Все ему удавалось сразу, все он делал споро и весело: упражнения в противогазе, скатывание шинелей, сборку пулеметного затвора. Ох, и помучил меня этот проклятый затвор! Тугая пружина не хотела вставать на место, грозила выскочить, щелкнуть по лбу.

Вспомнилось, как я стирал гимнастерку. Перед этим мы валили деревья, вымазались в смоле. Показаться в таком виде в Ленинград? Об этом нечего и думать. Битый час я полоскал гимнастерку и мял ее, сидя на корточках у озера, - черные пятна не сходили. И тут выручил Кураев: посоветовал растянуть гимнастерку на доске, взять щетку, намылить.

Прощаясь, он сказал, что я не вернусь в полк, хотя ни? кто из нас не мог знать, почему ротный приказал мне выйти на два шага из строя, зачем меня вызывают в Ленинград, в штаб фронта. Те два шага были началом нового, удивительного пути, который привел меня к майору Лободе, к звуковке, к новым друзьям.

- Кураев! Живой! - Я обнял его.

Да, живой. Это самое главное. Картины прошлого мелькнули и погасли, вызывать их снова незачем. На войне значительно лишь настоящее. Прошлое быстро отходит прочь.

- Жизнь, - отозвался Кураев, помолчав. - Она в горсти вся, жизнь-то...

Он щелкнул зажигалкой. Острый огонек освещал его ладонь.

- Куришь? - спросил он.

- Нет.

Мне стало чуточку стыдно и своих новеньких лейтенантских погон и даже того, что я по-прежнему не курю. Он поднес огонек к губам. Теперь я мог разглядеть его. Оброс бородой, раздался в плечах, стал старше.

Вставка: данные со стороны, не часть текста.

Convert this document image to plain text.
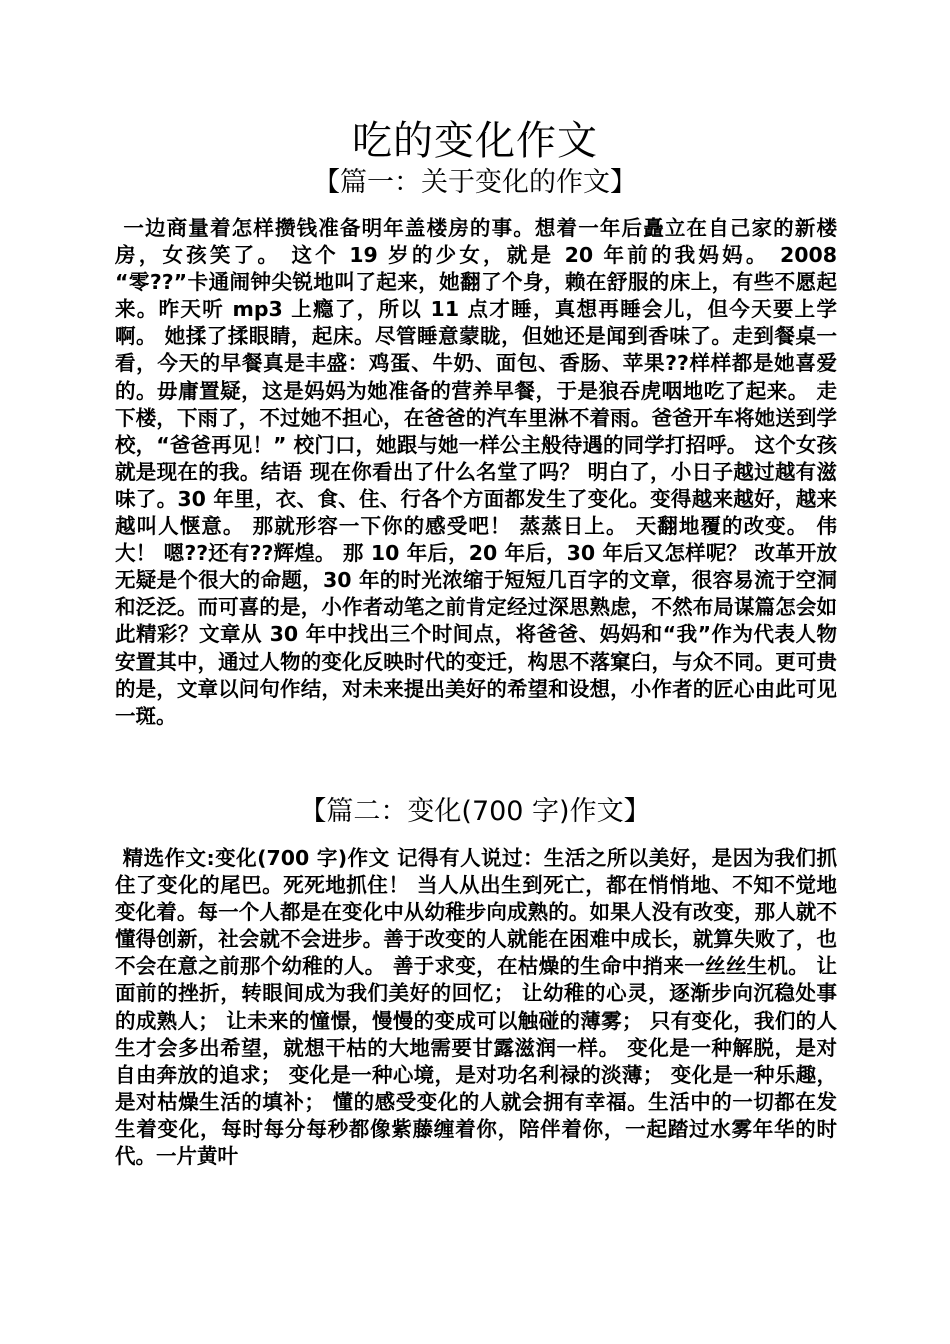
吃的变化作文
【篇一：关于变化的作文】

一边商量着怎样攒钱准备明年盖楼房的事。想着一年后矗立在自己家的新楼房，女孩笑了。 这个 19 岁的少女，就是 20 年前的我妈妈。 2008 “零??”卡通闹钟尖锐地叫了起来，她翻了个身，赖在舒服的床上，有些不愿起来。昨天听 mp3 上瘾了，所以 11 点才睡，真想再睡会儿，但今天要上学啊。 她揉了揉眼睛，起床。尽管睡意蒙眬，但她还是闻到香味了。走到餐桌一看，今天的早餐真是丰盛：鸡蛋、牛奶、面包、香肠、苹果??样样都是她喜爱的。毋庸置疑，这是妈妈为她准备的营养早餐，于是狼吞虎咽地吃了起来。 走下楼，下雨了，不过她不担心，在爸爸的汽车里淋不着雨。爸爸开车将她送到学校，“爸爸再见！” 校门口，她跟与她一样公主般待遇的同学打招呼。 这个女孩就是现在的我。结语 现在你看出了什么名堂了吗？ 明白了，小日子越过越有滋味了。30 年里，衣、食、住、行各个方面都发生了变化。变得越来越好，越来越叫人惬意。 那就形容一下你的感受吧！ 蒸蒸日上。 天翻地覆的改变。 伟大！ 嗯??还有??辉煌。 那 10 年后，20 年后，30 年后又怎样呢？ 改革开放无疑是个很大的命题，30 年的时光浓缩于短短几百字的文章，很容易流于空洞和泛泛。而可喜的是，小作者动笔之前肯定经过深思熟虑，不然布局谋篇怎会如此精彩？文章从 30 年中找出三个时间点，将爸爸、妈妈和“我”作为代表人物安置其中，通过人物的变化反映时代的变迁，构思不落窠臼，与众不同。更可贵的是，文章以问句作结，对未来提出美好的希望和设想，小作者的匠心由此可见一斑。

【篇二：变化(700 字)作文】

精选作文:变化(700 字)作文 记得有人说过：生活之所以美好，是因为我们抓住了变化的尾巴。死死地抓住！ 当人从出生到死亡，都在悄悄地、不知不觉地变化着。每一个人都是在变化中从幼稚步向成熟的。如果人没有改变，那人就不懂得创新，社会就不会进步。善于改变的人就能在困难中成长，就算失败了，也不会在意之前那个幼稚的人。 善于求变，在枯燥的生命中捎来一丝丝生机。 让面前的挫折，转眼间成为我们美好的回忆； 让幼稚的心灵，逐渐步向沉稳处事的成熟人； 让未来的憧憬，慢慢的变成可以触碰的薄雾； 只有变化，我们的人生才会多出希望，就想干枯的大地需要甘露滋润一样。 变化是一种解脱，是对自由奔放的追求； 变化是一种心境，是对功名利禄的淡薄； 变化是一种乐趣，是对枯燥生活的填补； 懂的感受变化的人就会拥有幸福。生活中的一切都在发生着变化，每时每分每秒都像紫藤缠着你，陪伴着你，一起踏过水雾年华的时代。一片黄叶
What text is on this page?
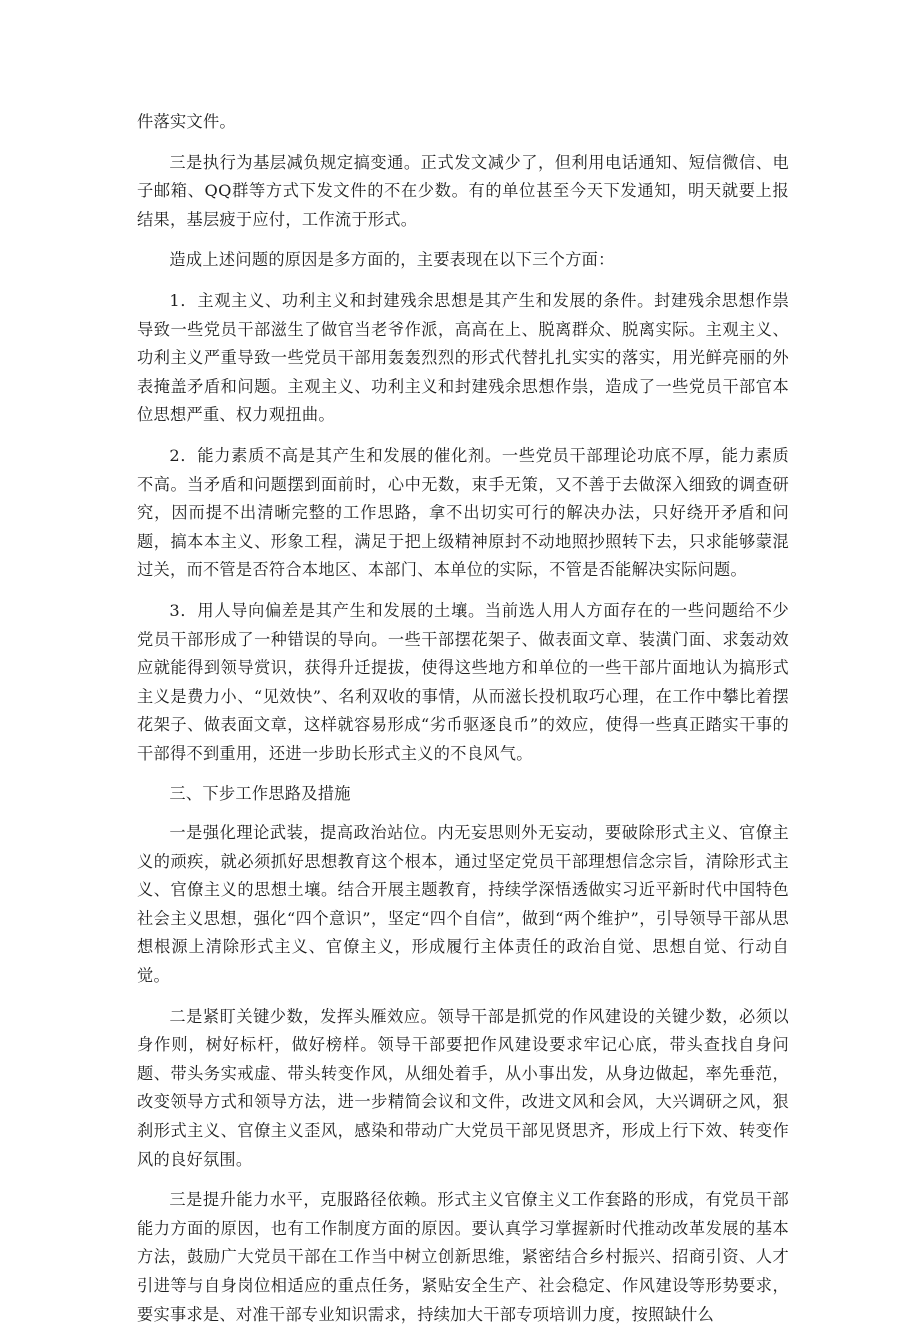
件落实文件。

三是执行为基层减负规定搞变通。正式发文减少了，但利用电话通知、短信微信、电子邮箱、QQ群等方式下发文件的不在少数。有的单位甚至今天下发通知，明天就要上报结果，基层疲于应付，工作流于形式。

造成上述问题的原因是多方面的，主要表现在以下三个方面：

1．主观主义、功利主义和封建残余思想是其产生和发展的条件。封建残余思想作祟导致一些党员干部滋生了做官当老爷作派，高高在上、脱离群众、脱离实际。主观主义、功利主义严重导致一些党员干部用轰轰烈烈的形式代替扎扎实实的落实，用光鲜亮丽的外表掩盖矛盾和问题。主观主义、功利主义和封建残余思想作祟，造成了一些党员干部官本位思想严重、权力观扭曲。

2．能力素质不高是其产生和发展的催化剂。一些党员干部理论功底不厚，能力素质不高。当矛盾和问题摆到面前时，心中无数，束手无策，又不善于去做深入细致的调查研究，因而提不出清晰完整的工作思路，拿不出切实可行的解决办法，只好绕开矛盾和问题，搞本本主义、形象工程，满足于把上级精神原封不动地照抄照转下去，只求能够蒙混过关，而不管是否符合本地区、本部门、本单位的实际，不管是否能解决实际问题。

3．用人导向偏差是其产生和发展的土壤。当前选人用人方面存在的一些问题给不少党员干部形成了一种错误的导向。一些干部摆花架子、做表面文章、装潢门面、求轰动效应就能得到领导赏识，获得升迁提拔，使得这些地方和单位的一些干部片面地认为搞形式主义是费力小、“见效快”、名利双收的事情，从而滋长投机取巧心理，在工作中攀比着摆花架子、做表面文章，这样就容易形成“劣币驱逐良币”的效应，使得一些真正踏实干事的干部得不到重用，还进一步助长形式主义的不良风气。

三、下步工作思路及措施

一是强化理论武装，提高政治站位。内无妄思则外无妄动，要破除形式主义、官僚主义的顽疾，就必须抓好思想教育这个根本，通过坚定党员干部理想信念宗旨，清除形式主义、官僚主义的思想土壤。结合开展主题教育，持续学深悟透做实习近平新时代中国特色社会主义思想，强化“四个意识”，坚定“四个自信”，做到“两个维护”，引导领导干部从思想根源上清除形式主义、官僚主义，形成履行主体责任的政治自觉、思想自觉、行动自觉。

二是紧盯关键少数，发挥头雁效应。领导干部是抓党的作风建设的关键少数，必须以身作则，树好标杆，做好榜样。领导干部要把作风建设要求牢记心底，带头查找自身问题、带头务实戒虚、带头转变作风，从细处着手，从小事出发，从身边做起，率先垂范，改变领导方式和领导方法，进一步精简会议和文件，改进文风和会风，大兴调研之风，狠刹形式主义、官僚主义歪风，感染和带动广大党员干部见贤思齐，形成上行下效、转变作风的良好氛围。

三是提升能力水平，克服路径依赖。形式主义官僚主义工作套路的形成，有党员干部能力方面的原因，也有工作制度方面的原因。要认真学习掌握新时代推动改革发展的基本方法，鼓励广大党员干部在工作当中树立创新思维，紧密结合乡村振兴、招商引资、人才引进等与自身岗位相适应的重点任务，紧贴安全生产、社会稳定、作风建设等形势要求，要实事求是、对准干部专业知识需求，持续加大干部专项培训力度，按照缺什么
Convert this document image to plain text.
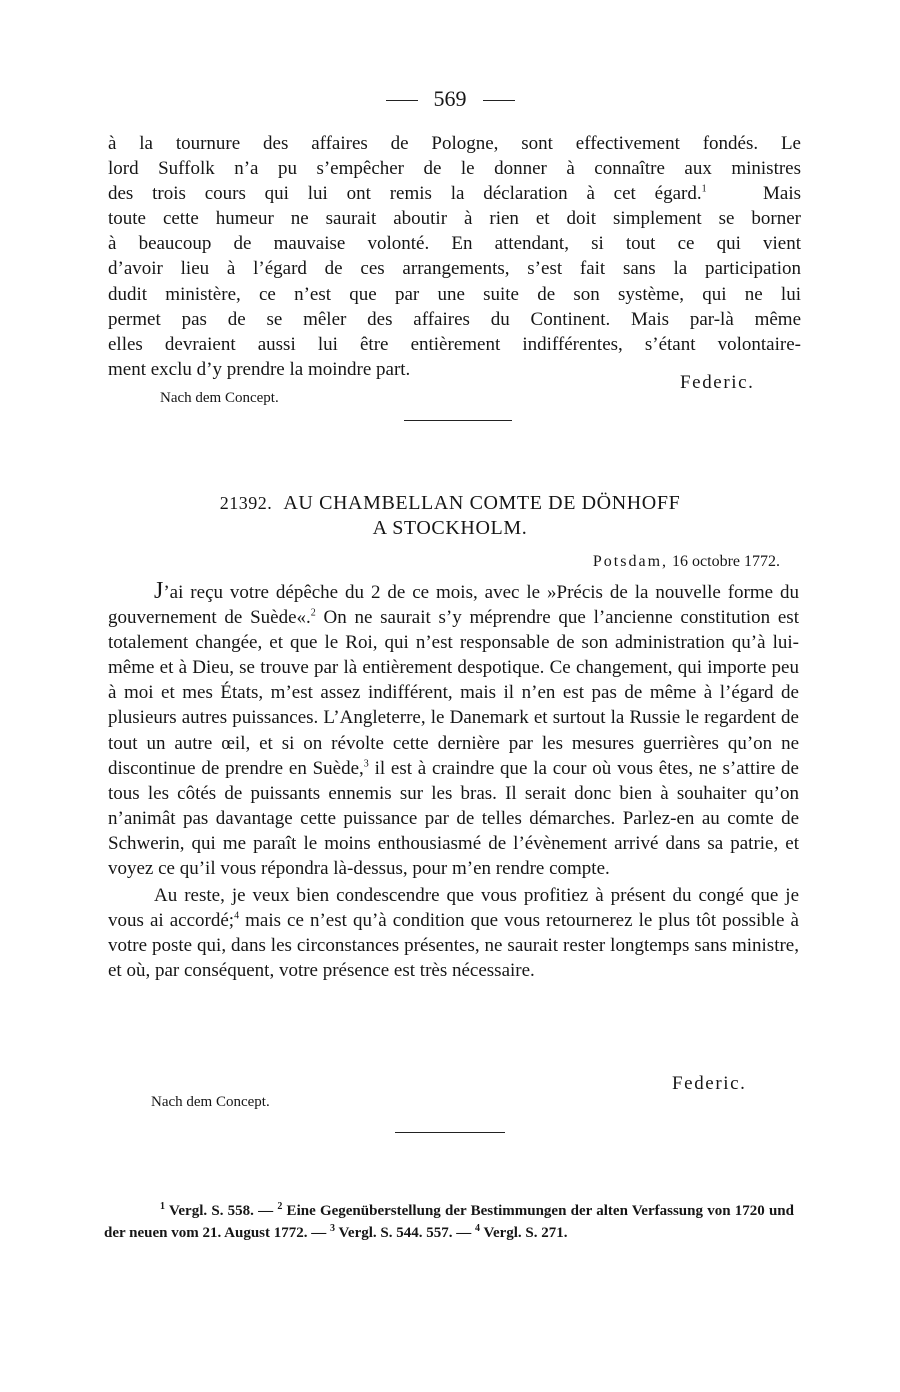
569
à la tournure des affaires de Pologne, sont effectivement fondés. Le
lord Suffolk n’a pu s’empêcher de le donner à connaître aux ministres
des trois cours qui lui ont remis la déclaration à cet égard.$^1$	Mais
toute cette humeur ne saurait aboutir à rien et doit simplement se borner
à beaucoup de mauvaise volonté. En attendant, si tout ce qui vient
d’avoir lieu à l’égard de ces arrangements, s’est fait sans la participation
dudit ministère, ce n’est que par une suite de son système, qui ne lui
permet pas de se mêler des affaires du Continent. Mais par-là même
elles devraient aussi lui être entièrement indifférentes, s’étant volontaire-
ment exclu d’y prendre la moindre part.
Federic.
Nach dem Concept.
21392. AU CHAMBELLAN COMTE DE DÖNHOFF
A STOCKHOLM.
Potsdam, 16 octobre 1772.

J’ai reçu votre dépêche du 2 de ce mois, avec le »Précis de la nouvelle forme du gouvernement de Suède«.$^2$ On ne saurait s’y méprendre que l’ancienne constitution est totalement changée, et que le Roi, qui n’est responsable de son administration qu’à lui-même et à Dieu, se trouve par là entièrement despotique. Ce changement, qui importe peu à moi et mes États, m’est assez indifférent, mais il n’en est pas de même à l’égard de plusieurs autres puissances. L’Angleterre, le Danemark et surtout la Russie le regardent de tout un autre œil, et si on révolte cette dernière par les mesures guerrières qu’on ne discontinue de prendre en Suède,$^3$ il est à craindre que la cour où vous êtes, ne s’attire de tous les côtés de puissants ennemis sur les bras. Il serait donc bien à souhaiter qu’on n’animât pas davantage cette puissance par de telles démarches. Parlez-en au comte de Schwerin, qui me paraît le moins enthousiasmé de l’évènement arrivé dans sa patrie, et voyez ce qu’il vous répondra là-dessus, pour m’en rendre compte.

Au reste, je veux bien condescendre que vous profitiez à présent du congé que je vous ai accordé;$^4$ mais ce n’est qu’à condition que vous retournerez le plus tôt possible à votre poste qui, dans les circonstances présentes, ne saurait rester longtemps sans ministre, et où, par conséquent, votre présence est très nécessaire.

Federic.
Nach dem Concept.
$^1$ Vergl. S. 558. — $^2$ Eine Gegenüberstellung der Bestimmungen der alten Verfassung von 1720 und der neuen vom 21. August 1772. — $^3$ Vergl. S. 544. 557. — $^4$ Vergl. S. 271.
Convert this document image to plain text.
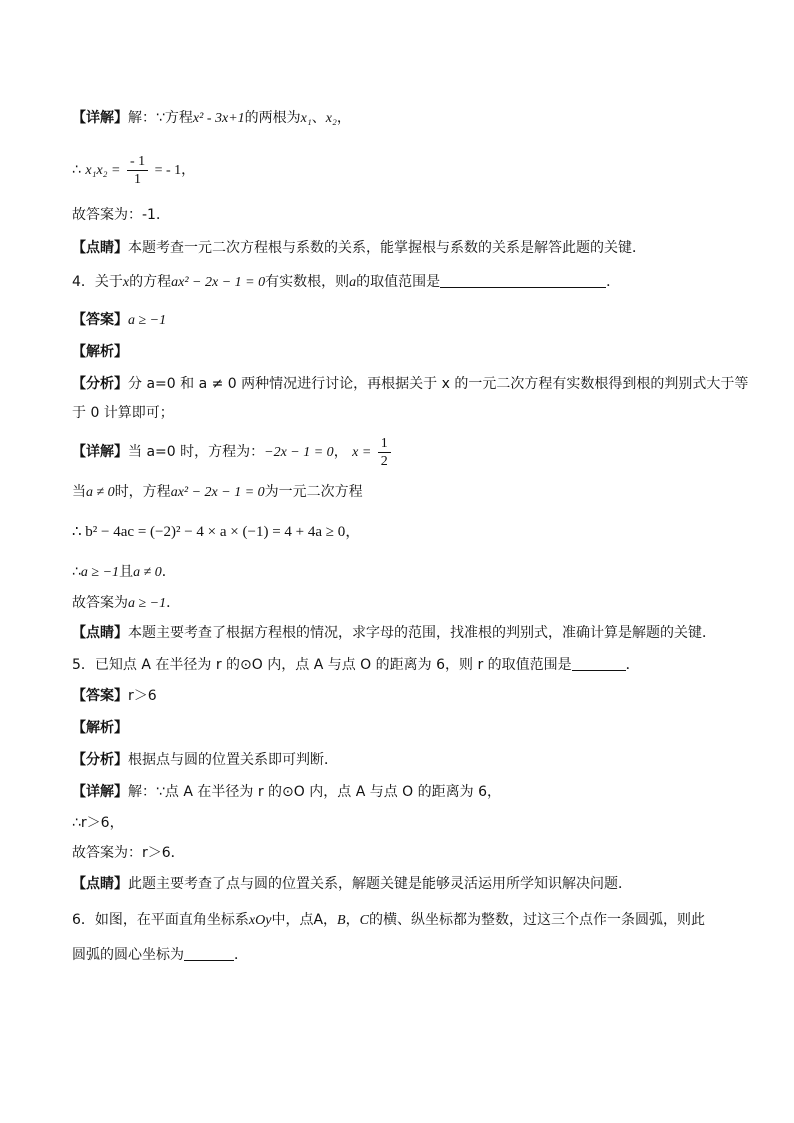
【详解】解：∵方程x² - 3x+1的两根为x₁、x₂，
∴ $x_1x_2 = \frac{- 1}{1}$ = - 1，
故答案为：-1．
【点睛】本题考查一元二次方程根与系数的关系，能掌握根与系数的关系是解答此题的关键．
4．关于x的方程ax² − 2x − 1 = 0有实数根，则a的取值范围是	．
【答案】a ≥ −1
【解析】
【分析】分 a=0 和 a ≠ 0 两种情况进行讨论，再根据关于 x 的一元二次方程有实数根得到根的判别式大于等
于 0 计算即可；
【详解】当 a=0 时，方程为：−2x − 1 = 0， $x = \frac{1}{2}$
当a ≠ 0时，方程ax² − 2x − 1 = 0为一元二次方程
∴ b² − 4ac = (−2)² − 4 × a × (−1) = 4 + 4a ≥ 0，
∴a ≥ −1且a ≠ 0．
故答案为a ≥ −1．
【点睛】本题主要考查了根据方程根的情况，求字母的范围，找准根的判别式，准确计算是解题的关键．
5．已知点 A 在半径为 r 的⊙O 内，点 A 与点 O 的距离为 6，则 r 的取值范围是	．
【答案】r＞6
【解析】
【分析】根据点与圆的位置关系即可判断．
【详解】解：∵点 A 在半径为 r 的⊙O 内，点 A 与点 O 的距离为 6，
∴r＞6，
故答案为：r＞6．
【点睛】此题主要考查了点与圆的位置关系，解题关键是能够灵活运用所学知识解决问题．
6．如图，在平面直角坐标系xOy中，点A，B，C的横、纵坐标都为整数，过这三个点作一条圆弧，则此
圆弧的圆心坐标为	．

- Значит, живем, - сказал он.

Глаза Кураева смеялись. Кого он видит во мне? Тыловика, устроившегося в укромном месте?

- Я часто на передовой, а вот не виделись, - выговорил я с нарочитой неуклюжестью. - Я на звуковой машине.

- Две трубы, - заметил кто-то.

- Ахтунг! Ахтунг!{4}

- Так это вы по-немецки даете?..

Землянка оживилась. Командир постучал ложкой по чайнику.

- Кураев, - сказал он в наступившей тишине, - доложи лейтенанту насчет фрица.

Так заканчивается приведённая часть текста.